Огнецвет обвёл медленным взглядом замершие души.
— Уходите, — скомандовал он. — Если что ещё осталось человеческого, уходите!
Среди призраков пронёсся протяжный многоголосый вздох, будто они впервые обрели голос. Они текуче ринулись в алое безмолвие, а Велес отстранённо заметил, что за ними тянутся тёмные полосы — словно стекала грязь, который их успел заразить дядя Слава. Рядом замелькали лица. Теперь уже спокойные. Их мучительная агония наконец закончилась, наступил долгожданный покой. Огнецвет смотрел, как души потоком несутся к забвению, пока не услышал голос Марка. Из посмертия.
— Велес!
В алом тумане рядом с ним распадались призраки. Как только они переходили на ту сторону, таяли словно свечной воск. Такая же участь грозила и Марку. Он смотрел на Велеса испуганным взглядом, но не мог и пошевелиться. Огнецвет резко шагнул в посмертие и рывком вытащил его обратно в сгоревшую деревню, закрывая брешь в мирах.
— А ты как там оказался?
— Души… затянули… — с усилием выдохнул Марк. — Спасибо… Отвратительное ощущение… Оно так и будет? Ну… потом.
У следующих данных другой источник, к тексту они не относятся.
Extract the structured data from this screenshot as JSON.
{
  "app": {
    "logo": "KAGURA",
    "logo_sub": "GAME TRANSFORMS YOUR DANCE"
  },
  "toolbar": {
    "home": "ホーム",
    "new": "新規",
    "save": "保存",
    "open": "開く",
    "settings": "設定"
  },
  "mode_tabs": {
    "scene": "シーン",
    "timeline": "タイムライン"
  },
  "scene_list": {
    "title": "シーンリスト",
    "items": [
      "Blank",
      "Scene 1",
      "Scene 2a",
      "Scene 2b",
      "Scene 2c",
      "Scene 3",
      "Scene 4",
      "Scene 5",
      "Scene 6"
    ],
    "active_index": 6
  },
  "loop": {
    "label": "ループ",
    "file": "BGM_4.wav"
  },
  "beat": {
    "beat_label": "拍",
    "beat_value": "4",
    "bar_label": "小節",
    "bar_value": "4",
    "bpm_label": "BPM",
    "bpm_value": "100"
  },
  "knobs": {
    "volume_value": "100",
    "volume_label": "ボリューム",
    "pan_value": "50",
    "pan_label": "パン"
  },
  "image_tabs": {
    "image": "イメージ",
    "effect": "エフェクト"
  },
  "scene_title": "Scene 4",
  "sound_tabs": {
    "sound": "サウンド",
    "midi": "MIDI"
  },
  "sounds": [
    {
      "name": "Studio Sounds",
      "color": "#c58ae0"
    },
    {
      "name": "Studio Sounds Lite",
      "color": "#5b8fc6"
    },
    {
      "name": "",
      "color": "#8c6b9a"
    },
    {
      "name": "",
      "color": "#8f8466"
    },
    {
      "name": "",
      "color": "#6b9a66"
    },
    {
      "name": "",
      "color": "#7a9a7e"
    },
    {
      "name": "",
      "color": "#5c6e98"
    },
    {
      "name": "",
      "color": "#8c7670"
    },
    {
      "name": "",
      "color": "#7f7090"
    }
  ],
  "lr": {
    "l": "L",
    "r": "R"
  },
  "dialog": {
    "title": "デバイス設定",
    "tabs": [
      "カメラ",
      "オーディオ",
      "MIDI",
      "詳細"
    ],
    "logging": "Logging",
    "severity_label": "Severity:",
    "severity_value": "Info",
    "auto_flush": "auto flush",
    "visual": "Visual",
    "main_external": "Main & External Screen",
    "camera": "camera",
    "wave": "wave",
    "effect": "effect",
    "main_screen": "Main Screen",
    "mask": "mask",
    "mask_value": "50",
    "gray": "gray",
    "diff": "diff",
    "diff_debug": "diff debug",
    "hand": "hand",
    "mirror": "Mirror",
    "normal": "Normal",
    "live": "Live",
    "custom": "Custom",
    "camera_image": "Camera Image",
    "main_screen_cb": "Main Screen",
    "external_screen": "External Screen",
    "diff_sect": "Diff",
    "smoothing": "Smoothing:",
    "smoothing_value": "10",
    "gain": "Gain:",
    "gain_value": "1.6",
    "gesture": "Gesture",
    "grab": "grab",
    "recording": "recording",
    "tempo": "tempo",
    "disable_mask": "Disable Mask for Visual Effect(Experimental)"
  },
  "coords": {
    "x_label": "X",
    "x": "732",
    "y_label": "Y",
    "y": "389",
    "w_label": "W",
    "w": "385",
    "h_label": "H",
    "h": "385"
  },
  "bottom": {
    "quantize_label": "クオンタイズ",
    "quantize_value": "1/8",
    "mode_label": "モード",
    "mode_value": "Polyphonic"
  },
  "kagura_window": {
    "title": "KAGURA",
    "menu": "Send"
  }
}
— Нет, — покачал головой Велес. — Вспомни бабку из метро. Её так не крючило, потому что она сама зашла. С принятием. А ты не хотел прямо сейчас уходить. Тебе туда только со мной можно, тогда не заденет.
— Сказала бы она тебе за “бабку”... — беззлобно усмехнулся Марк.
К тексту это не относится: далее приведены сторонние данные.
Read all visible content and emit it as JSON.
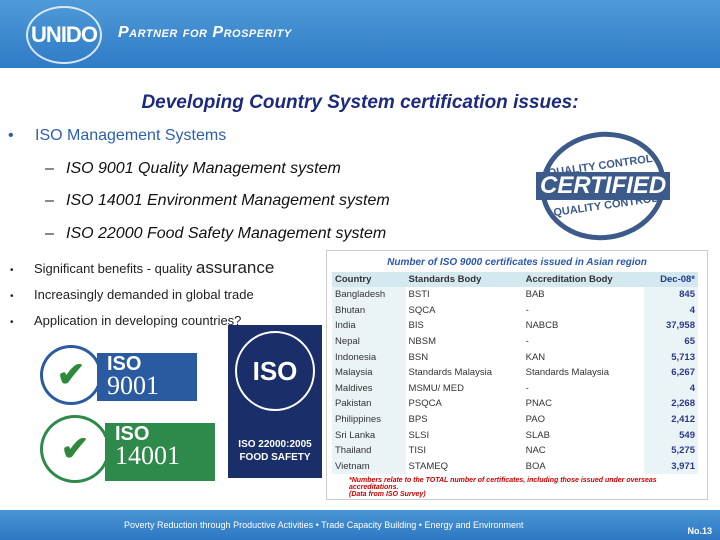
{
  "header": {
    "logo": "UNIDO",
    "tagline": "Partner for Prosperity"
  },
  "title": "Developing Country System certification issues:",
  "main_bullet": "ISO Management Systems",
  "sub_items": [
    "ISO 9001 Quality Management system",
    "ISO 14001 Environment Management system",
    "ISO 22000 Food Safety Management system"
  ],
  "bullets": [
    {
      "text": "Significant benefits - quality ",
      "emph": "assurance"
    },
    {
      "text": "Increasingly demanded in global trade"
    },
    {
      "text": "Application in developing countries?"
    }
  ],
  "stamp": {
    "top": "QUALITY CONTROL",
    "main": "CERTIFIED",
    "bottom": "QUALITY CONTROL"
  },
  "table": {
    "caption": "Number of ISO 9000 certificates issued in Asian region",
    "headers": [
      "Country",
      "Standards Body",
      "Accreditation Body",
      "Dec-08*"
    ],
    "rows": [
      [
        "Bangladesh",
        "BSTI",
        "BAB",
        "845"
      ],
      [
        "Bhutan",
        "SQCA",
        "-",
        "4"
      ],
      [
        "India",
        "BIS",
        "NABCB",
        "37,958"
      ],
      [
        "Nepal",
        "NBSM",
        "-",
        "65"
      ],
      [
        "Indonesia",
        "BSN",
        "KAN",
        "5,713"
      ],
      [
        "Malaysia",
        "Standards Malaysia",
        "Standards Malaysia",
        "6,267"
      ],
      [
        "Maldives",
        "MSMU/ MED",
        "-",
        "4"
      ],
      [
        "Pakistan",
        "PSQCA",
        "PNAC",
        "2,268"
      ],
      [
        "Philippines",
        "BPS",
        "PAO",
        "2,412"
      ],
      [
        "Sri Lanka",
        "SLSI",
        "SLAB",
        "549"
      ],
      [
        "Thailand",
        "TISI",
        "NAC",
        "5,275"
      ],
      [
        "Vietnam",
        "STAMEQ",
        "BOA",
        "3,971"
      ]
    ],
    "note": "*Numbers relate to the TOTAL number of certificates, including those issued under overseas accreditations.",
    "source": "(Data from ISO Survey)"
  },
  "logos": {
    "iso9001": {
      "name": "ISO",
      "num": "9001"
    },
    "iso14001": {
      "name": "ISO",
      "num": "14001"
    },
    "iso22000": {
      "name": "ISO",
      "line1": "ISO 22000:2005",
      "line2": "FOOD SAFETY"
    }
  },
  "footer": {
    "text": "Poverty Reduction through Productive Activities  •  Trade Capacity Building  •  Energy and Environment",
    "page": "No.13"
  }
}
— Лучше пусть кто-нибудь скажет, куда дальше идти, — хмуро ответил Огнецвет. — А то чувствую себя слепым.
Он помолчал и, не глядя на напарника, добавил.
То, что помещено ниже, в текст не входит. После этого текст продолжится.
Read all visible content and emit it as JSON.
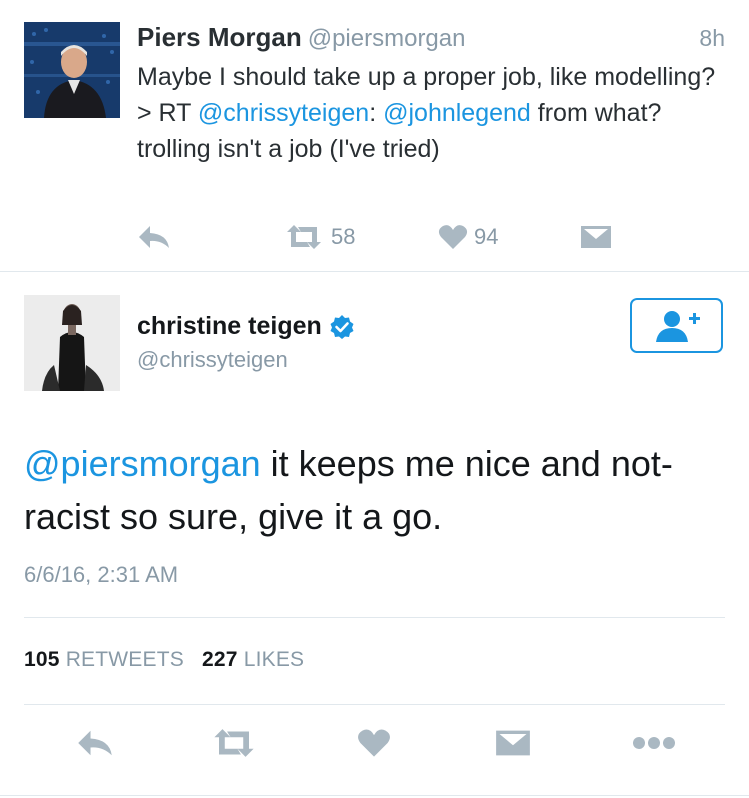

— Прямо перед смертью случай был… Пришла задача ударить по опорнику чехов. Отработали, летим обратно в серой зоне. Заметил движение внизу… Кто-то шкерился между деревьев, а наших там не должно быть. Запросил в штабе — нихрена. Ну, я развернулся. Раз своих нет, значит чужие. Заходим для удара, и в последний момент увидел, как из зелёнки выскочил солдат. Бежал нам навстречу и махал над головой рубахой. Я едва успел сказать штурману, чтобы не стрелял. Если бы не тот паренёк, мы бы там всех положили.
Велес повернулся к Марку.
— Были уже такие случаи. Связи нет, из вертушки нихера не видно. Только я не думал, что сам чуть не вляпаюсь в такую штуку, — он дёрнул уголком рта и покачал головой. — Мне эти игры с “угадай цель по очередной ерунде” просто поперёк горла. Я не понимаю, кто в них свой, а кто нет. Когда попал сюда в первый раз, эти души были всего лишь жертвами. Я же видел их перед тем, как сам отъехал. А сейчас если бы они напали… Что мне надо было делать? Затащить всех в посмертие? Или оставить здесь, но уже без этого уёбка?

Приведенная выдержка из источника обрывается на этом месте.